Author: Eric Martin
The Mexican government views the U.S. proposal for tightening content rules for car manufacturing under Nafta as not viable and likely to cause serious damage to the North American auto industry, said a person familiar with the nation’s stance.
Mexico hasn’t prepared or presented a counter-proposal because it sees the problem as going beyond the specific levels sought by the U.S. and thinks the entire concept is unworkable, said the person, who asked not to be identified discussing negotiations taking place behind closed doors.
The Trump administration has proposed major changes to Nafta’s auto rules, introducing a requirement that 50% of parts or vehicles be U.S.-made, and increasing the minimum amount of regional content needed to 85% from 62.5%. The U.S. auto industry has pushed back against the idea, and more than 70 House Republicans and Democrats also opposed it in a recent letter.
President Donald Trump has threatened to withdraw from Nafta, which he blames for hundreds of thousands of lost jobs in U.S. manufacturing, if he can’t renegotiate the deal. Mexico, Canada and the U.S. started talks in August and plan to continue them until at least March.

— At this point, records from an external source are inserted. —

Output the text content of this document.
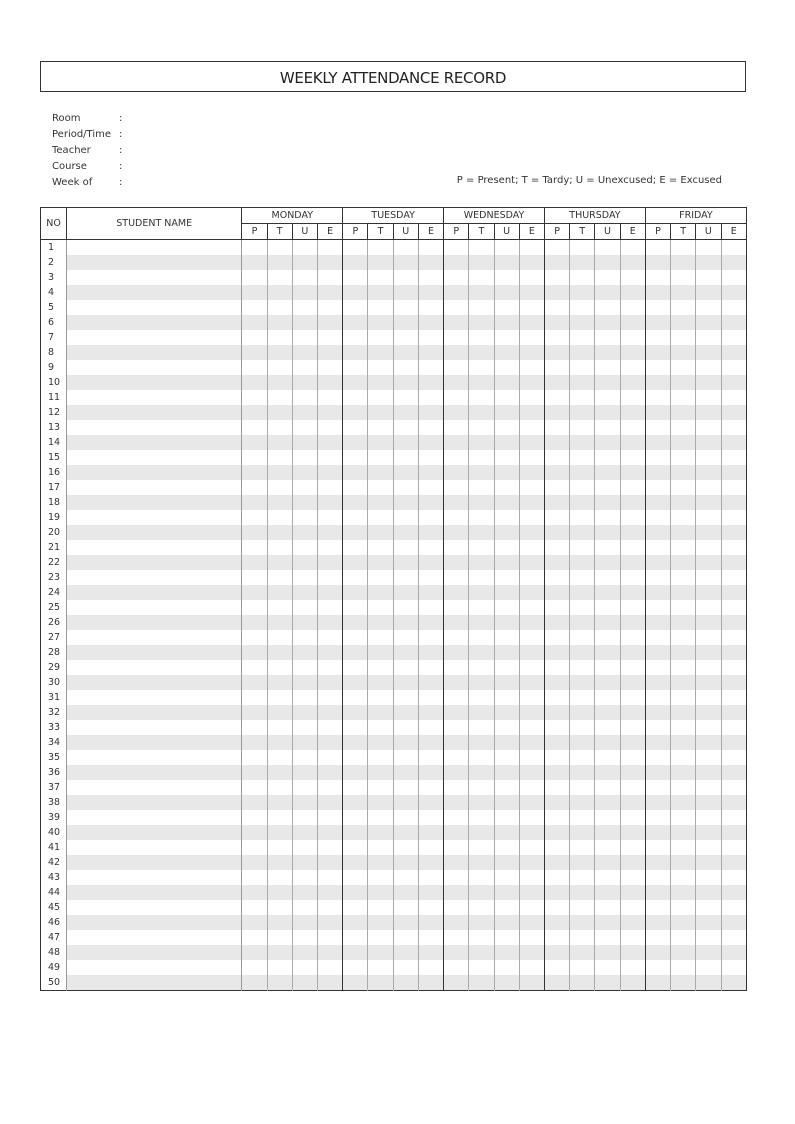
WEEKLY ATTENDANCE RECORD
Room	:
Period/Time :
Teacher	:
Course	:
Week of	:	P = Present; T = Tardy; U = Unexcused; E = Excused
NO	STUDENT NAME	MONDAY				TUESDAY				WEDNESDAY				THURSDAY				FRIDAY			
		P	T	U	E	P	T	U	E	P	T	U	E	P	T	U	E	P	T	U	E
1																					
2																					
3																					
4																					
5																					
6																					
7																					
8																					
9																					
10																					
11																					
12																					
13																					
14																					
15																					
16																					
17																					
18																					
19																					
20																					
21																					
22																					
23																					
24																					
25																					
26																					
27																					
28																					
29																					
30																					
31																					
32																					
33																					
34																					
35																					
36																					
37																					
38																					
39																					
40																					
41																					
42																					
43																					
44																					
45																					
46																					
47																					
48																					
49																					
50																					
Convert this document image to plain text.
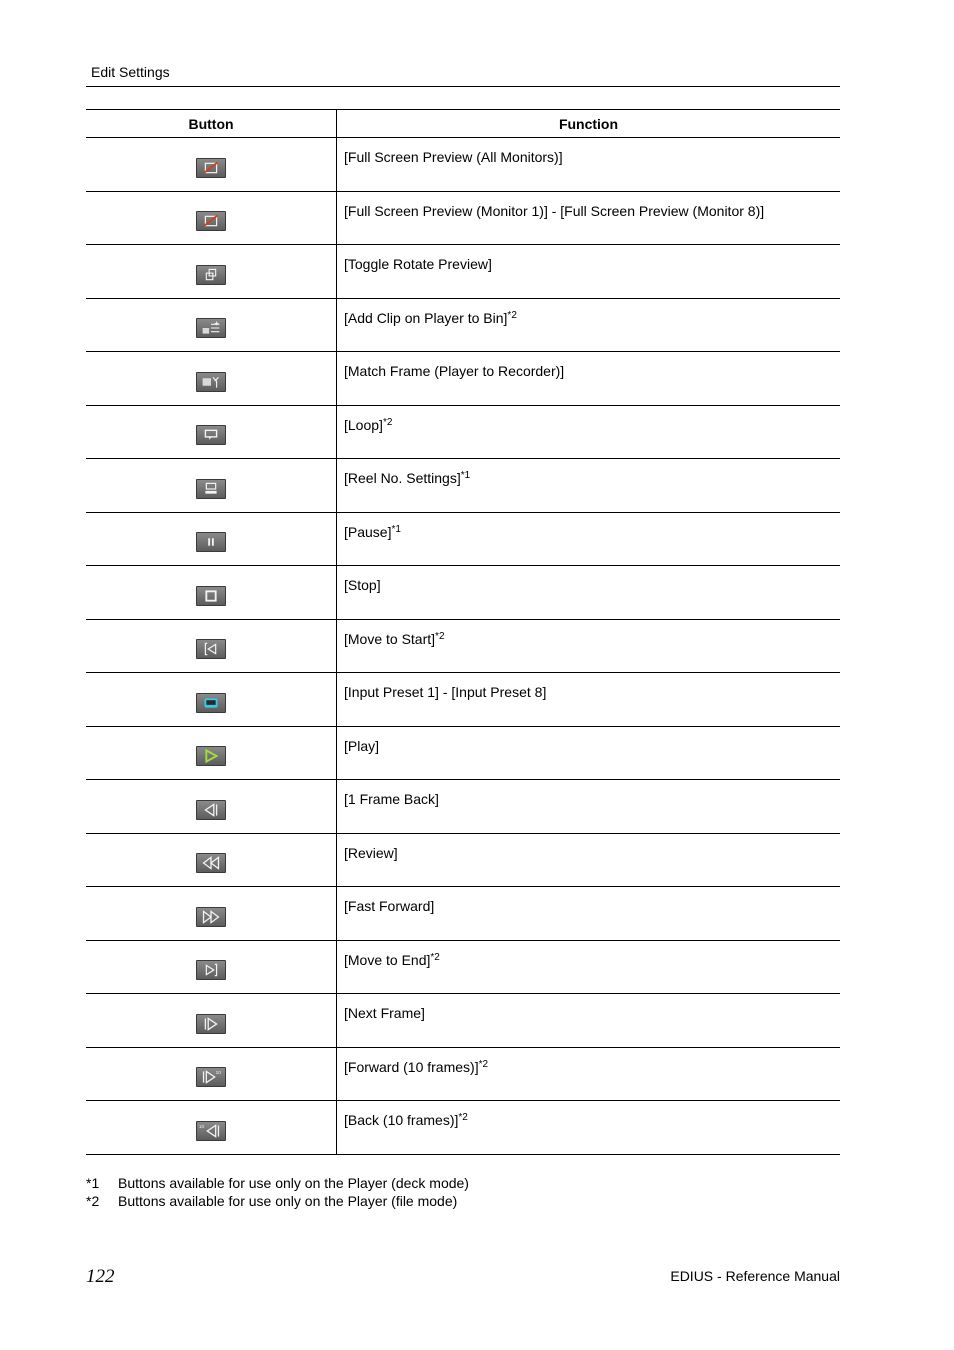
Edit Settings
Button	Function
[Full Screen Preview (All Monitors)]
[Full Screen Preview (Monitor 1)] - [Full Screen Preview (Monitor 8)]
[Toggle Rotate Preview]
[Add Clip on Player to Bin]$^{*2}$
[Match Frame (Player to Recorder)]
[Loop]$^{*2}$
[Reel No. Settings]$^{*1}$
[Pause]$^{*1}$
[Stop]
[Move to Start]$^{*2}$
[Input Preset 1] - [Input Preset 8]
[Play]
[1 Frame Back]
[Review]
[Fast Forward]
[Move to End]$^{*2}$
[Next Frame]
10	[Forward (10 frames)]$^{*2}$
10	[Back (10 frames)]$^{*2}$
*1	Buttons available for use only on the Player (deck mode)
*2	Buttons available for use only on the Player (file mode)
122	EDIUS - Reference Manual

At the current round taking place in Mexico City, which lasts until Nov. 21, U.S. negotiators have given no indication that they’re willing to compromise on their proposal for a mechanism that would automatically end the North American Free Trade Agreement after five years, the person said. Mexico and Canada have said they’re willing to review Nafta every five years as long as the evaluation doesn’t lead to automatic termination.
The U.S. proposed the automatic termination provision at the negotiating round in Washington in October, after Commerce Secretary Wilbur Ross previously alluded to it. In updated U.S. negotiating objectives released Friday, the U.S. referred to “a mechanism for ensuring that the parties assess the benefits of the agreement on a periodic basis” but didn’t specify any proposal for automatic termination. That raised speculation the U.S. may be abandoning the demand.
The U.S. Trade Representative’s office declined to comment when asked whether the U.S. had withdrawn its proposal for an automatic termination mechanism within Nafta.
Mexico’s peso rallied to levels stronger than 19 per dollar at the end of last week as traders bet that Mexican and Canadian willingness to support a Nafta review could alleviate one key contentious issue within the negotiations and lead to a compromise on a top U.S. demand. Worries about Nafta have pushed peso volatility to the highest since February.
The peso fell 0.1% to 18.9362 per dollar in Monday morning trading in Tokyo.